# Dominant Motorsports intake



## dieseltweaker (Jun 2, 2009)

I just found this intake for a ls2 goat and was wondering if anyone has seen it or has one?

DMS 2005-2006 Pontiac GTO LS2 Air Intake Kit - Dominant Motorsports


----------



## svede1212 (Nov 1, 2005)

ya i have it's very expensive and the 90* right before the TB is less than ideal


----------



## dieseltweaker (Jun 2, 2009)

yea the price is a little to much i think. i think i might end up just getting a vararam. theyr alot less and hav the same basic function


----------



## chuckD (May 7, 2009)

I understand having more air makes the car more powerful and run better but does an air intake on an LS1 make a big difference or just a little difference. Also what does it do as far as sound wise, can you hear it sucking more air and does it make the exhaust any louder?


----------



## chuckD (May 7, 2009)

also is this the vararam you would get?
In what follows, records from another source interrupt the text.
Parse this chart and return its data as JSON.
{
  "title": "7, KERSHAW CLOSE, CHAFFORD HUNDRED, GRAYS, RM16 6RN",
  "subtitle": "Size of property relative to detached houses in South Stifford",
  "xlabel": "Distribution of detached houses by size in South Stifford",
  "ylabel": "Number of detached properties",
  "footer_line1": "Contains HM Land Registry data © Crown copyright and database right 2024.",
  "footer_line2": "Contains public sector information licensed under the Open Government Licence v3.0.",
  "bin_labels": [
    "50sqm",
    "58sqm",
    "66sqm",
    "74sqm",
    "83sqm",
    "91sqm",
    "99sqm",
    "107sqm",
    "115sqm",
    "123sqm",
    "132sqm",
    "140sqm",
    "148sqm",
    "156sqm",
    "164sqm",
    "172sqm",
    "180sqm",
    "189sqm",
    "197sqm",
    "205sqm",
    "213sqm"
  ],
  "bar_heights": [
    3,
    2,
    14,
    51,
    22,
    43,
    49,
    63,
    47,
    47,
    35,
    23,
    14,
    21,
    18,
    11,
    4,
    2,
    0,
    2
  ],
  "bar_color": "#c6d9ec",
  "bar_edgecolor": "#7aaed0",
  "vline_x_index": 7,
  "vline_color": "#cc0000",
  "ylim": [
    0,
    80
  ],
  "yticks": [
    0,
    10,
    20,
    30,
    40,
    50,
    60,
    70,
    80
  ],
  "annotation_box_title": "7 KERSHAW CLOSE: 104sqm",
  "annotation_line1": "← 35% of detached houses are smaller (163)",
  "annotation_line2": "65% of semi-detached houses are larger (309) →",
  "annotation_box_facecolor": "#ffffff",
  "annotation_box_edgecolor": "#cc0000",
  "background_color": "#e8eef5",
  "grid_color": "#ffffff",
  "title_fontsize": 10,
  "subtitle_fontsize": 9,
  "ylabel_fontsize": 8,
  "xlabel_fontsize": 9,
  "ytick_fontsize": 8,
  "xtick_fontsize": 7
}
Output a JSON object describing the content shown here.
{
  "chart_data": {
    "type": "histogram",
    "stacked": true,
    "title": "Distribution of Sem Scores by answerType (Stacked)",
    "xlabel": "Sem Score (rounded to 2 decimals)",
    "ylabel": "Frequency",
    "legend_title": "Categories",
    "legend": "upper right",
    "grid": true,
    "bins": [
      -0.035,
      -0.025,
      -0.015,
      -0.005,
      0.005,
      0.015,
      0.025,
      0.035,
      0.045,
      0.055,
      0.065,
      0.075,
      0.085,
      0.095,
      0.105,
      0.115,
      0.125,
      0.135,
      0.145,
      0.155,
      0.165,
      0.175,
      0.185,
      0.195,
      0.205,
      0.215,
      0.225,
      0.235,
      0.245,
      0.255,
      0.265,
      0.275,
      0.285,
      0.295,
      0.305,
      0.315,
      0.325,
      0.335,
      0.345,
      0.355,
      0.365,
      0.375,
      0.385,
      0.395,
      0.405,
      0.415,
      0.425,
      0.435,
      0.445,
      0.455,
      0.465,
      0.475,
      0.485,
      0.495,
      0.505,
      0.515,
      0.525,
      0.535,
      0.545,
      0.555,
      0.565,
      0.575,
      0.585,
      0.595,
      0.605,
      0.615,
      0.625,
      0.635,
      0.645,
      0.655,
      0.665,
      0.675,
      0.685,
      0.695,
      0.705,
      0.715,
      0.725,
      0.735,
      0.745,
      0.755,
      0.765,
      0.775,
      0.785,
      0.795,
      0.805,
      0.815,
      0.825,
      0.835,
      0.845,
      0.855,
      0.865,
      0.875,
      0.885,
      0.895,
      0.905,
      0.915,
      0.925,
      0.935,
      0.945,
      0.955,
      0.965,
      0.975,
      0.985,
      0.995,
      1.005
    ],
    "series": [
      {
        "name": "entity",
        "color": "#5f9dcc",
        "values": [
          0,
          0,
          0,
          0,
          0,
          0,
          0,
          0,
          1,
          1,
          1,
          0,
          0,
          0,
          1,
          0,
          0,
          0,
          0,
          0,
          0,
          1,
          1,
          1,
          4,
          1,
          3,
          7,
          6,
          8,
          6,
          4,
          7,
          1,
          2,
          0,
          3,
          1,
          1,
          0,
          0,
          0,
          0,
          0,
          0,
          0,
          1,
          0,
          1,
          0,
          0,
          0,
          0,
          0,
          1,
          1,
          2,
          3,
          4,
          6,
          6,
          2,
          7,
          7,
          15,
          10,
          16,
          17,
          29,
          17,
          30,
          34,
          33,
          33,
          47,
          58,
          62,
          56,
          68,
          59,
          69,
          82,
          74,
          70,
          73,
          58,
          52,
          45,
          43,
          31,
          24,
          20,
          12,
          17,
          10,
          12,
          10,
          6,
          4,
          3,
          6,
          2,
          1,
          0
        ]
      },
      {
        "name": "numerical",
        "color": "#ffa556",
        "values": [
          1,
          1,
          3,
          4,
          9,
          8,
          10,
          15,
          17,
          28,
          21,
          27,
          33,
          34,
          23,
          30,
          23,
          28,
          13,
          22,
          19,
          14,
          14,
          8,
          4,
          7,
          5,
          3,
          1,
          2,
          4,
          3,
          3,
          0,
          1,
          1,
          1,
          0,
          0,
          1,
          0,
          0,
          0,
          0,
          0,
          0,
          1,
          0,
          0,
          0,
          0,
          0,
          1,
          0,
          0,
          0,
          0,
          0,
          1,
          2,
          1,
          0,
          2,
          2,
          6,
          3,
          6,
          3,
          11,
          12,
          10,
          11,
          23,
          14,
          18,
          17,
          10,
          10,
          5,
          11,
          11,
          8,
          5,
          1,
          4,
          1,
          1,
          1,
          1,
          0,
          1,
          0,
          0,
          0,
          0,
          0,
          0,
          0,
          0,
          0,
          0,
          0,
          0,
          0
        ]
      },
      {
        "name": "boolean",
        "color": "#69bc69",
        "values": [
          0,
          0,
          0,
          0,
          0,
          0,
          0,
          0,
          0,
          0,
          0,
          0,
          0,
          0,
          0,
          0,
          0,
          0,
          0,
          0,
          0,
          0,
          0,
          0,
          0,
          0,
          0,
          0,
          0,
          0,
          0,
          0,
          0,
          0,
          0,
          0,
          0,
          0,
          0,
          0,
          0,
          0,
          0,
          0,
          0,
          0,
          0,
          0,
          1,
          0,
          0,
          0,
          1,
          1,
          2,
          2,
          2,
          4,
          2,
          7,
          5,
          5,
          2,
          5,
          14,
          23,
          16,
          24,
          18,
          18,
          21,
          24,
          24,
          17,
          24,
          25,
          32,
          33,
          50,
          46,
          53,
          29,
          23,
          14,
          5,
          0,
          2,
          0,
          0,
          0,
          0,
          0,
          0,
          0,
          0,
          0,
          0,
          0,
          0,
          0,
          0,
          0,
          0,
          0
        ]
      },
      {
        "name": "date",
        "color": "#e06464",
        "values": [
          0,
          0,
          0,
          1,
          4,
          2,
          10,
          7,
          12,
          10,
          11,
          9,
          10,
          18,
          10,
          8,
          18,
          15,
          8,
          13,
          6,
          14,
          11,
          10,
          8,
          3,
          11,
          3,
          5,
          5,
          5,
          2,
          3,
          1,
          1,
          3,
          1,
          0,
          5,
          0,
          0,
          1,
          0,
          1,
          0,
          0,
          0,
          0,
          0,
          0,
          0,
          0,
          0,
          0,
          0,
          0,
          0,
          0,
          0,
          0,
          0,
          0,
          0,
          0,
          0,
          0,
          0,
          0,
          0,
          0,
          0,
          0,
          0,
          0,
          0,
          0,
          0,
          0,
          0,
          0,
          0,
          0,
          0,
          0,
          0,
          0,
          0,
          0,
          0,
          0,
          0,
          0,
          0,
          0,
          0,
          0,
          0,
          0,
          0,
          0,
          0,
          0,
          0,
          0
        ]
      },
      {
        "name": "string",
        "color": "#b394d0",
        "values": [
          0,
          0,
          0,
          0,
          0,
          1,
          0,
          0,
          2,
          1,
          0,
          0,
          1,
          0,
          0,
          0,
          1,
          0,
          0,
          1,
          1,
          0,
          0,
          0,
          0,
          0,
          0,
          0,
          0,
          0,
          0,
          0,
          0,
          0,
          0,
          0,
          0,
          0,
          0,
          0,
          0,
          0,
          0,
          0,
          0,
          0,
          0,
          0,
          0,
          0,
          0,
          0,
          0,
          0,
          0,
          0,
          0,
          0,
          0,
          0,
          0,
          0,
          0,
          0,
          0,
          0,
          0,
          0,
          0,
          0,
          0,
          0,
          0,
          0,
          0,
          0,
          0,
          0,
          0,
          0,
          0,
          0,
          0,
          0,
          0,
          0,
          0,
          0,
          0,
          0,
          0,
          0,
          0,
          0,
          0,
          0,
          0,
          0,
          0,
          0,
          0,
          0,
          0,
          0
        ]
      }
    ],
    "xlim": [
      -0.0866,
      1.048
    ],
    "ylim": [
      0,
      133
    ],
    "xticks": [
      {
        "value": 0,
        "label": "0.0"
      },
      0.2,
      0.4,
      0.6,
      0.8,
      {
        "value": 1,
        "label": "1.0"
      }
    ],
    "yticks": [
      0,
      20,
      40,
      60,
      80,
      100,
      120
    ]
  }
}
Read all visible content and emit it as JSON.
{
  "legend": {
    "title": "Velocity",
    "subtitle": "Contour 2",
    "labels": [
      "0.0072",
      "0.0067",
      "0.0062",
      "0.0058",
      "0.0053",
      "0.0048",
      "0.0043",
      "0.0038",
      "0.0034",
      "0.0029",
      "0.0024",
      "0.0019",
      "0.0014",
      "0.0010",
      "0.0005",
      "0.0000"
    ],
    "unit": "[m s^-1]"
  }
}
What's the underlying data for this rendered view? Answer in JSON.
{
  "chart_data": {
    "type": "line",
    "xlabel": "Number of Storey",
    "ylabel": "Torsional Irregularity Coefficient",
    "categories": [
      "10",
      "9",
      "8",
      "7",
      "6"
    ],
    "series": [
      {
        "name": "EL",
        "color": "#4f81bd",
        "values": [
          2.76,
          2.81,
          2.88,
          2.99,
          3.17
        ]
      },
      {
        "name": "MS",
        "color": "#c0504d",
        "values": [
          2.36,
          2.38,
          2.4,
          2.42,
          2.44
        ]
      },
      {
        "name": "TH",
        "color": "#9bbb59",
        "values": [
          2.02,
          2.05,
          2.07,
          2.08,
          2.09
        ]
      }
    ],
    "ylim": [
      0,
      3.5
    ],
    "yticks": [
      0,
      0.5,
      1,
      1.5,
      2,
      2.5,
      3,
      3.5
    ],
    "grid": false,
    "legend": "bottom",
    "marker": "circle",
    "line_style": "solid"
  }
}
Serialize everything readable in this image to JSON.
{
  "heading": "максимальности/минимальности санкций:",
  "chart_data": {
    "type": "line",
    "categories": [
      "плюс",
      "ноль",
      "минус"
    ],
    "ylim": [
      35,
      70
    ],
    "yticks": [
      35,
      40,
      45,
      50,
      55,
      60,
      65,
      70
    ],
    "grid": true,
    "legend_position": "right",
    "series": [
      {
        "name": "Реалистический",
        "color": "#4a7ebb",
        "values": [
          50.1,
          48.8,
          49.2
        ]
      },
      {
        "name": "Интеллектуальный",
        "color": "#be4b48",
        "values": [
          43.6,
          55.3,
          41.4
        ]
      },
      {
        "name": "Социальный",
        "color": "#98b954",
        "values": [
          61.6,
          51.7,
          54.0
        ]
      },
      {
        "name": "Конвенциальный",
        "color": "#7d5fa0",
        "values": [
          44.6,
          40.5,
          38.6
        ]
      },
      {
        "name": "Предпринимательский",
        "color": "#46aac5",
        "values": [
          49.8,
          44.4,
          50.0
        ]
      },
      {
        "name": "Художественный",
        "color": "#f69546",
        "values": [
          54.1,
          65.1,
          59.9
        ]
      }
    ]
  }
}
Vararam VR-B2 - VaraRam VR-B2 Cold Air Kits – SummitRacing.com and does anyone have pictures of this installed?


----------



## svede1212 (Nov 1, 2005)

on a stockish LS1 an intake is going to make little difference. most that purport to be "cold" air intakes aren't any better than the stock box. there are some that do work better than others tho.


----------